Cultura
El mundo alucinante
Existe y medra la curiosa convicción de que es posible, o incluso necesario, escribir pasando por alto lo que se ha escrito ya durante cinco mil años en el planeta
Todo esto forma parte, quizá, de la confusión que arrastra consigo el término de “clásico”. La amplitud y, por tanto, ambigüedad de la palabra es llamativa. Lo mismo se le aplica a los consabidos griegos y romanos que a cualquier autor medianamente viejo y lustroso. Porque “clásico” no es sólo expresión que se le enjareta a lo arcaico, sino también a lo característico y, opuestamente a ello, a lo excepcional, a lo que constituye un modelo. O sea que, sin ofender a la RAE, se le puede llamar clásico a Arquíloco de Paros, a los tics nerviosos del profesor que pretende instruirnos sobre él (“clásico: se le contrajo el rictus cuando le preguntaron por los yambos”) o a las obras de don Hans Christian Andersen, clásico infantil y espejo de fabulistas.
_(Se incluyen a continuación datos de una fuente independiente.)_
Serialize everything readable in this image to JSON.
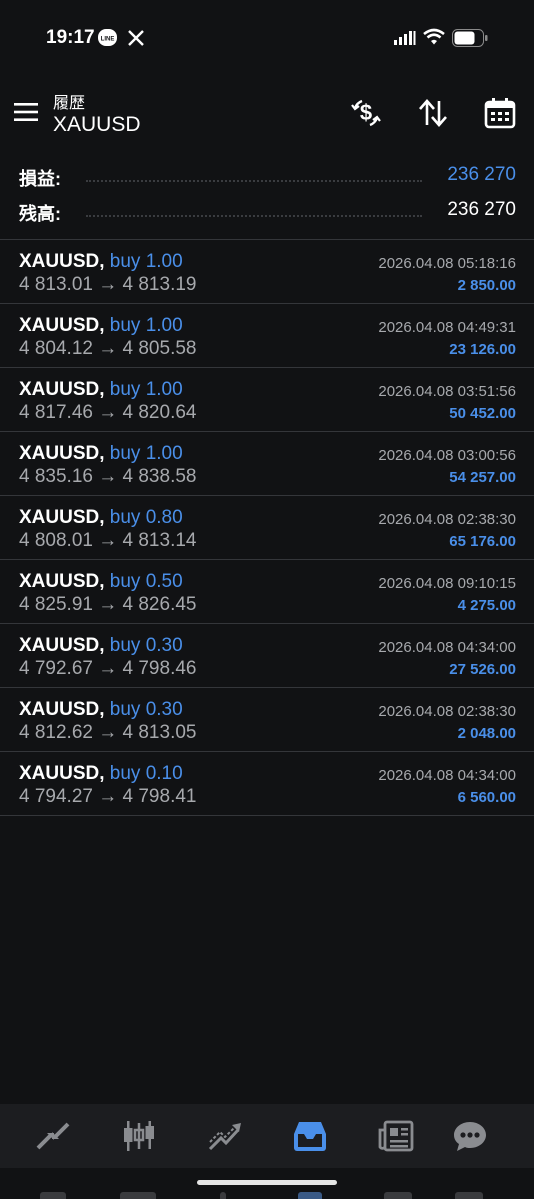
{
  "status_bar": {
    "time": "19:17"
  },
  "header": {
    "subtitle": "履歴",
    "title": "XAUUSD"
  },
  "summary": {
    "profit_label": "損益:",
    "profit_value": "236 270",
    "balance_label": "残高:",
    "balance_value": "236 270"
  },
  "deals": [
    {
      "symbol": "XAUUSD,",
      "side": "buy 1.00",
      "prices": "4 813.01 → 4 813.19",
      "time": "2026.04.08 05:18:16",
      "profit": "2 850.00"
    },
    {
      "symbol": "XAUUSD,",
      "side": "buy 1.00",
      "prices": "4 804.12 → 4 805.58",
      "time": "2026.04.08 04:49:31",
      "profit": "23 126.00"
    },
    {
      "symbol": "XAUUSD,",
      "side": "buy 1.00",
      "prices": "4 817.46 → 4 820.64",
      "time": "2026.04.08 03:51:56",
      "profit": "50 452.00"
    },
    {
      "symbol": "XAUUSD,",
      "side": "buy 1.00",
      "prices": "4 835.16 → 4 838.58",
      "time": "2026.04.08 03:00:56",
      "profit": "54 257.00"
    },
    {
      "symbol": "XAUUSD,",
      "side": "buy 0.80",
      "prices": "4 808.01 → 4 813.14",
      "time": "2026.04.08 02:38:30",
      "profit": "65 176.00"
    },
    {
      "symbol": "XAUUSD,",
      "side": "buy 0.50",
      "prices": "4 825.91 → 4 826.45",
      "time": "2026.04.08 09:10:15",
      "profit": "4 275.00"
    },
    {
      "symbol": "XAUUSD,",
      "side": "buy 0.30",
      "prices": "4 792.67 → 4 798.46",
      "time": "2026.04.08 04:34:00",
      "profit": "27 526.00"
    },
    {
      "symbol": "XAUUSD,",
      "side": "buy 0.30",
      "prices": "4 812.62 → 4 813.05",
      "time": "2026.04.08 02:38:30",
      "profit": "2 048.00"
    },
    {
      "symbol": "XAUUSD,",
      "side": "buy 0.10",
      "prices": "4 794.27 → 4 798.41",
      "time": "2026.04.08 04:34:00",
      "profit": "6 560.00"
    }
  ],
  "icons": {
    "header": [
      "currency-exchange-icon",
      "sort-icon",
      "calendar-icon"
    ],
    "nav": [
      "quotes-icon",
      "chart-icon",
      "trade-icon",
      "history-icon",
      "news-icon",
      "chat-icon"
    ]
  },
  "colors": {
    "background": "#111214",
    "accent": "#4a8fe9",
    "secondary_text": "#a7a9ad",
    "nav_background": "#1c1d20"
  },
  "active_tab": "history"
}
Existe y medra la curiosa convicción de que es posible, o incluso necesario, escribir pasando por alto lo que se ha escrito ya durante cinco mil años en el planeta. Y que es posible conseguir formas inéditas mediante la ignorancia pertinaz de todo lo que no sean la mesa de novedades o, si nos va bien, los tres gurúes coyunturales del programa escolar (mientras más insólitos y franceses, mejor) o esos infaltables maestros, los clásicos municipales, que son señores cuyo mérito literario principal consiste en arranarse en el mismo café durante cuarenta inviernos y escupir el pie de la misma maceta. Total: una colección de errores que podríamos llamar clásicos.